The Commodity and Futures Trading Commission (CFTC)  and other regulators will have to be at par with the new technologies like artificial intelligence and distributed ledger technology (DLT, or blockchain-inspired database system), its chairman has said.

These technologies, Christopher Giancarlo said in his speech at the FinTech Week conference at Georgetown University Law School, will likely become ubiquitous to commodity and financial derivatives markets.

The keynote was published Wednesday by the CFTC, which regulates commodity, futures, and derivatives markets. What  Giancarlo meant was that the commission must be proactive in regulatory data collection, automated analysis, data-driven policy application, and become a “quantitative regulator.” The chairman was said technological advances including DLT could help regulators better oversee trading markets. 

"Emerging digital technologies are impacting trading markets and the entire financial landscape with far-ranging implications for the capital formation and risk transfer.  They include algorithm-based trading, 'smart' contracts, Distributed Ledger Technology," he said

Giancarlo also addressed other emerging digital technologies, such big data, automated data analysis, and artificial intelligence, and their impact on trading markets and the financial landscape, in his speech.

He said these technologies bring efficiencies to trade matching, processing, and clearing and settlement when paired with "systems inspired by DLT," adding DLTs standardize and distribute data to market actors and regulators.

“Being a quantitative regulator does not mean replacing human judgment and market intelligence; it means reinforcing it,” Giancarlo said.

He said DLT would support regulators with analyzing data, real-world outcomes, and success in meeting regulatory objectives. “We can also envision the day where rulebooks are digitized, compliance is increasingly automated or built into business operations through smart contracts, and regulatory reporting is satisfied through real-time DLT networks.”

The CFTC’s stance on cryptocurrencies and its underlying technology has historically been positive.

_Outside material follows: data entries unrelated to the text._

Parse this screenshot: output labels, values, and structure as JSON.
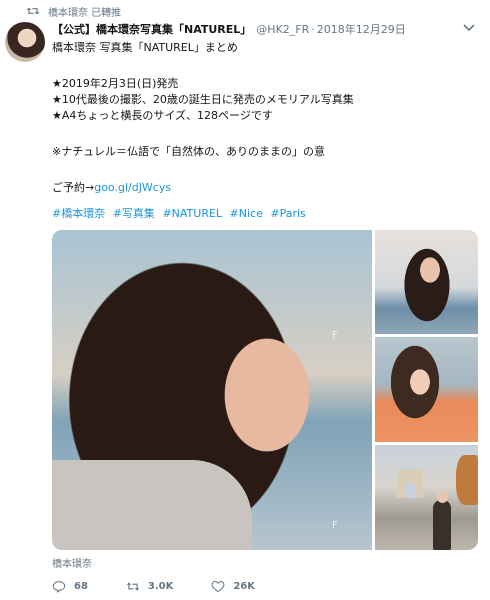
{
  "retweet": {
    "text": "橋本環奈 已轉推",
    "icon": "retweet-icon"
  },
  "tweet": {
    "author_name": "【公式】橋本環奈写真集「NATUREL」",
    "handle": "@HK2_FR",
    "separator": "·",
    "date": "2018年12月29日",
    "lines": {
      "l1": "橋本環奈 写真集「NATUREL」まとめ",
      "l2": "★2019年2月3日(日)発売",
      "l3": "★10代最後の撮影、20歳の誕生日に発売のメモリアル写真集",
      "l4": "★A4ちょっと横長のサイズ、128ページです",
      "l5": "※ナチュレル＝仏語で「自然体の、ありのままの」の意",
      "l6_prefix": "ご予約→",
      "l6_link": "goo.gl/dJWcys"
    },
    "hashtags": [
      "#橋本環奈",
      "#写真集",
      "#NATUREL",
      "#Nice",
      "#Paris"
    ],
    "media_watermark": "F",
    "media_caption": "橋本環奈"
  },
  "actions": {
    "reply_count": "68",
    "retweet_count": "3.0K",
    "like_count": "26K"
  },
  "colors": {
    "link": "#1b95e0",
    "muted": "#657786",
    "text": "#14171a"
  }
}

In June, at the New York City BFI Summit, CFTC Commissioner Rostin Benham noted that cryptocurrencies were “here to stay.” In May, Giancarlo he told CNBC that, "bitcoin and a lot of its other virtual currency counterparts really have elements of all of the different asset classes, whether they’re meeting payment, whether it’s a long-term asset." 

Giancarlo had in September compared cryptocurrency to the internet, which he said had grown because regulators didn't step in rigidly but rather applied a careful, "do no harm" approach.